Scorecard for strong: “Rejected greedy with concrete counterexample, defined dp[i][j] cleanly, recurrence in 30 seconds, optimized to 1D rolling.”

11. Interviewer’s Lens

SignalJuniorMidSeniorStaff+
ApproachGreedyDP after greedy failsDP cold, articulates greedy counterexample+ space optimization unprompted
State3D (i,j,k)2D (i,j)2D, explains k=i+j is derived+ rolling array + BFS framing
RecurrenceOff-by-oneCorrect after debuggingCold+ cites LC 583/1143 family
GeneralizationNoneNone“Other alignment problems”+ LP relaxation / sequence-alignment in bioinformatics (Needleman-Wunsch)

12. Level Delta

  • Mid (L4): DP after attempting greedy; correct after one iteration.
  • Senior (L5): Cold DP + counterexample for greedy + clean state + O(mn) confirmed.
  • Staff (L6): + 1D rolling + cites LC 583, 1143, 72, 115 as same family + bio sequence-alignment framing.
  • Principal (L7+): + Needleman-Wunsch / Smith-Waterman applications in bioinformatics + parallelism via anti-diagonal traversal + GPU implementations.

13. Follow-up Q&A

Q1: Return the interleaving (not just yes/no).

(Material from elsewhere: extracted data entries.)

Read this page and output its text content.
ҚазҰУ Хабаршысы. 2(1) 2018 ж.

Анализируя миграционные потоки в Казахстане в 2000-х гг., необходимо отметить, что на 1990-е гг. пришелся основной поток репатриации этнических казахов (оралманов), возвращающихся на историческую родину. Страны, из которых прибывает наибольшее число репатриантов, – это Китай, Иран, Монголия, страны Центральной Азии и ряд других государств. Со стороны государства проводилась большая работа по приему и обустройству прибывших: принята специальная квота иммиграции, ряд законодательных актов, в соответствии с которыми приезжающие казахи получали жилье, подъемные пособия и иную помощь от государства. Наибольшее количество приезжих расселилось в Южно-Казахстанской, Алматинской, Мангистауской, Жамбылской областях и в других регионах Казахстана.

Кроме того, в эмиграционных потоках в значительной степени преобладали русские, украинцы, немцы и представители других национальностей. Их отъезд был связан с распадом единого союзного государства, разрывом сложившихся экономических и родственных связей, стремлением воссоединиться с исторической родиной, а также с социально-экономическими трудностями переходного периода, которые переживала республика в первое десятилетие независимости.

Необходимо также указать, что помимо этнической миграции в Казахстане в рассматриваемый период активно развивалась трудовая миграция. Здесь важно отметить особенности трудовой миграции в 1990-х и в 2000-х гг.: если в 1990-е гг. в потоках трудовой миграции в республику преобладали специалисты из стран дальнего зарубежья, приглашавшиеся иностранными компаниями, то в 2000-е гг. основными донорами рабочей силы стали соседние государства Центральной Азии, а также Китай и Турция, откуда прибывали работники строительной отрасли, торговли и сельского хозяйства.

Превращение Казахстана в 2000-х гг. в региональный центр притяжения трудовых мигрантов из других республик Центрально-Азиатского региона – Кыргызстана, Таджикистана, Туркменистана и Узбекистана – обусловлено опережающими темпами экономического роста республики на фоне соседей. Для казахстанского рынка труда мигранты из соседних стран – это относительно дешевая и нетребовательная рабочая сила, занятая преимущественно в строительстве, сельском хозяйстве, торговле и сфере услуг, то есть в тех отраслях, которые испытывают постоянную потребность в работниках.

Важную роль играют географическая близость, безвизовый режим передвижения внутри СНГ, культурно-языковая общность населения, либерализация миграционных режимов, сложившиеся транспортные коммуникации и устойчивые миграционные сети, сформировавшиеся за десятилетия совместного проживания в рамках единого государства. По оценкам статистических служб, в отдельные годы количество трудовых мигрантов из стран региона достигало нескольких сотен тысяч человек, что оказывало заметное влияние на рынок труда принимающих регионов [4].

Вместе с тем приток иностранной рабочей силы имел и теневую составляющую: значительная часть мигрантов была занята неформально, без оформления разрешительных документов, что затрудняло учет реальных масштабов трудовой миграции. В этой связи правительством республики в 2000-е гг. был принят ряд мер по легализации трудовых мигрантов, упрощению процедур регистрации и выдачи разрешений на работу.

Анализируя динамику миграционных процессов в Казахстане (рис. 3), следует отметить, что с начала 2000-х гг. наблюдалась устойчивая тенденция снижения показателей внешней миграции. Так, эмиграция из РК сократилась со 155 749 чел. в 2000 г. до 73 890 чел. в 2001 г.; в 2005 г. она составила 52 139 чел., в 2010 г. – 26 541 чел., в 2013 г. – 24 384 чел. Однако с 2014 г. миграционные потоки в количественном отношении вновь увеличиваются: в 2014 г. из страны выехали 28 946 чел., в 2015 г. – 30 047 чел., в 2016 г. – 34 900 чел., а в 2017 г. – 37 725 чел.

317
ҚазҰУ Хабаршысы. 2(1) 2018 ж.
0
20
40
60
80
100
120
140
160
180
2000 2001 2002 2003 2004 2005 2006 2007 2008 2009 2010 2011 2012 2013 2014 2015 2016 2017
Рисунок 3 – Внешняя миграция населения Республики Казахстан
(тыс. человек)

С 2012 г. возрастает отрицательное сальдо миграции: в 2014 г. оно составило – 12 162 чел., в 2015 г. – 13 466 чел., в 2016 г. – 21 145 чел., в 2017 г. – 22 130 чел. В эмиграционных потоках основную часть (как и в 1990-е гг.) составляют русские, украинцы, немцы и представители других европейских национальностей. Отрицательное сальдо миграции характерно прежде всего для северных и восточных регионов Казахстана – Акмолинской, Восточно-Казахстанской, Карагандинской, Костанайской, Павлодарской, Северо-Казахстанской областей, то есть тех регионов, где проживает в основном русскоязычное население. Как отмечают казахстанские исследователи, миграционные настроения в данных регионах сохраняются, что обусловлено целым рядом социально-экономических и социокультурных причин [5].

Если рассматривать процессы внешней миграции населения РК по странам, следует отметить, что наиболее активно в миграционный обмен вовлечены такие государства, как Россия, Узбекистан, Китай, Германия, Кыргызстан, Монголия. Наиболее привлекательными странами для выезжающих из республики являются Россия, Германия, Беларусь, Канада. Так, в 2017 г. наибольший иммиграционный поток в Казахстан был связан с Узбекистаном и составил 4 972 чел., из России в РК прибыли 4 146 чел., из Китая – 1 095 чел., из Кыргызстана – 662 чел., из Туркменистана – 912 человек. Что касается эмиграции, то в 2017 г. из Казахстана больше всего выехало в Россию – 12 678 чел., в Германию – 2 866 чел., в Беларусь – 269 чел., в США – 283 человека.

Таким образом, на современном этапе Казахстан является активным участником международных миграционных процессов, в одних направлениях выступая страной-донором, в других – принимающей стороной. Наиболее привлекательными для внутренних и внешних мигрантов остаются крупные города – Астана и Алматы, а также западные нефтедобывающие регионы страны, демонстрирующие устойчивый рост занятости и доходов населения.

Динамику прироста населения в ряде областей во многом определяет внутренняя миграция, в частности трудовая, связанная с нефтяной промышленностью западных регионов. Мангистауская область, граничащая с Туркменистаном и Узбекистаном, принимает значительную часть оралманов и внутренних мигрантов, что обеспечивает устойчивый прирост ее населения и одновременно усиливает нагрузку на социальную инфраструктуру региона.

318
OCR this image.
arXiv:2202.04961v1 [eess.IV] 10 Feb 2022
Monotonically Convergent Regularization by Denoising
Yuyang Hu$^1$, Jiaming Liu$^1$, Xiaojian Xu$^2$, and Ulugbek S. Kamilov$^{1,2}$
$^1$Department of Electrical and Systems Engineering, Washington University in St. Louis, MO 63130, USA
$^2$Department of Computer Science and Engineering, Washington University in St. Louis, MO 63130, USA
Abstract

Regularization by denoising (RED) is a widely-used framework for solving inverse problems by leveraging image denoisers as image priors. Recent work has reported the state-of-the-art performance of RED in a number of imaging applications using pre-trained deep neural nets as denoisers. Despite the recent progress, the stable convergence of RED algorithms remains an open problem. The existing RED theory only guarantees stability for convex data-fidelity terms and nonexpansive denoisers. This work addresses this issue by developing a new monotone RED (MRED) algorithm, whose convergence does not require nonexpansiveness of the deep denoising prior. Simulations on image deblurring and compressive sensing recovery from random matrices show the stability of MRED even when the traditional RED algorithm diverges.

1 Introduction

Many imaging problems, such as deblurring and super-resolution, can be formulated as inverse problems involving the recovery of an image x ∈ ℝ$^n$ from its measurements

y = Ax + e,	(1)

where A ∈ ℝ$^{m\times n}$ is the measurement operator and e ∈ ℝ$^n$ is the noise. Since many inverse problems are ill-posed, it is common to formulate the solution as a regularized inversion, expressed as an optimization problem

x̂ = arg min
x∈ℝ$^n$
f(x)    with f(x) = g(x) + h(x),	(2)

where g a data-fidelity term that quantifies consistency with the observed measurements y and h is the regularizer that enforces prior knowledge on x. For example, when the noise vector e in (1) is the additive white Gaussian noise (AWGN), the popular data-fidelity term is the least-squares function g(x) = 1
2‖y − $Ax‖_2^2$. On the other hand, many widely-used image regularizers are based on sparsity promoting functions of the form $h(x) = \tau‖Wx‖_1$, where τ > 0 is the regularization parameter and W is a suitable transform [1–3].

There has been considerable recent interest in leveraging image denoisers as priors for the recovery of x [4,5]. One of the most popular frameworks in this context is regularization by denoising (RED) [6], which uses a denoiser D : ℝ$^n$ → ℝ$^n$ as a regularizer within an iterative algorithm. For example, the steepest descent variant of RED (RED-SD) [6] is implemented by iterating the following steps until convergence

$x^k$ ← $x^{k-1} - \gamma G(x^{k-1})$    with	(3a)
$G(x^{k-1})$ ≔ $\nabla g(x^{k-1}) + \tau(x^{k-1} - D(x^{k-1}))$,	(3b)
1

A1: Backtrack from dp[m][n] along the True path; reconstruct char by char.

Q2: What if a char appears at both s1[i-1] and s2[j-1] (both match s3)? A2: Both branches valid; explore both. DP handles this naturally (OR in recurrence).

Q3: What if interleaving allows repetition (each char of s1/s2 can be used multiple times)? A3: Different problem — closer to LCS variants or unbounded-knapsack-of-chars.

Q4: How would you parallelize? A4: DP table can be filled anti-diagonal by anti-diagonal — each anti-diagonal independent, parallelize across threads/GPU lanes.

Q5: Bioinformatics connection? A5: Needleman-Wunsch (global sequence alignment) and Smith-Waterman (local alignment) are 2D DP with the same shape and similar recurrences. Production tools (BLAST) use heuristic versions.

14. Solution Walkthrough

See solution.py:

  • is_interleave_dp — iterative 2D DP.
  • is_interleave_1d — space-optimized rolling array.
  • is_interleave_memo — top-down with @lru_cache.
  • is_interleave_brute — naive recursion (oracle).

15. Beyond the Problem

Principal code review: “Interleaving String is a 2D-alignment DP whose value lies in teaching that greedy choices CAN be globally suboptimal even when each local choice ‘looks right.’ The structure — dp[i][j] indexed by progress in each input — is exactly the structure of Needleman-Wunsch global sequence alignment in bioinformatics, of edit distance, of LCS. These O(m·n) DPs power genome alignment tools that run on petabytes of sequencing data. Modern implementations exploit anti-diagonal parallelism (each anti-diagonal is independent), giving GPU speedups of 10–100×. When you write dp[i][j] = dp[i-1][j] OR dp[i][j-1] with the appropriate guards, you’re writing the kernel of an entire field of computational biology. Tell the interviewer this; they’ll remember.”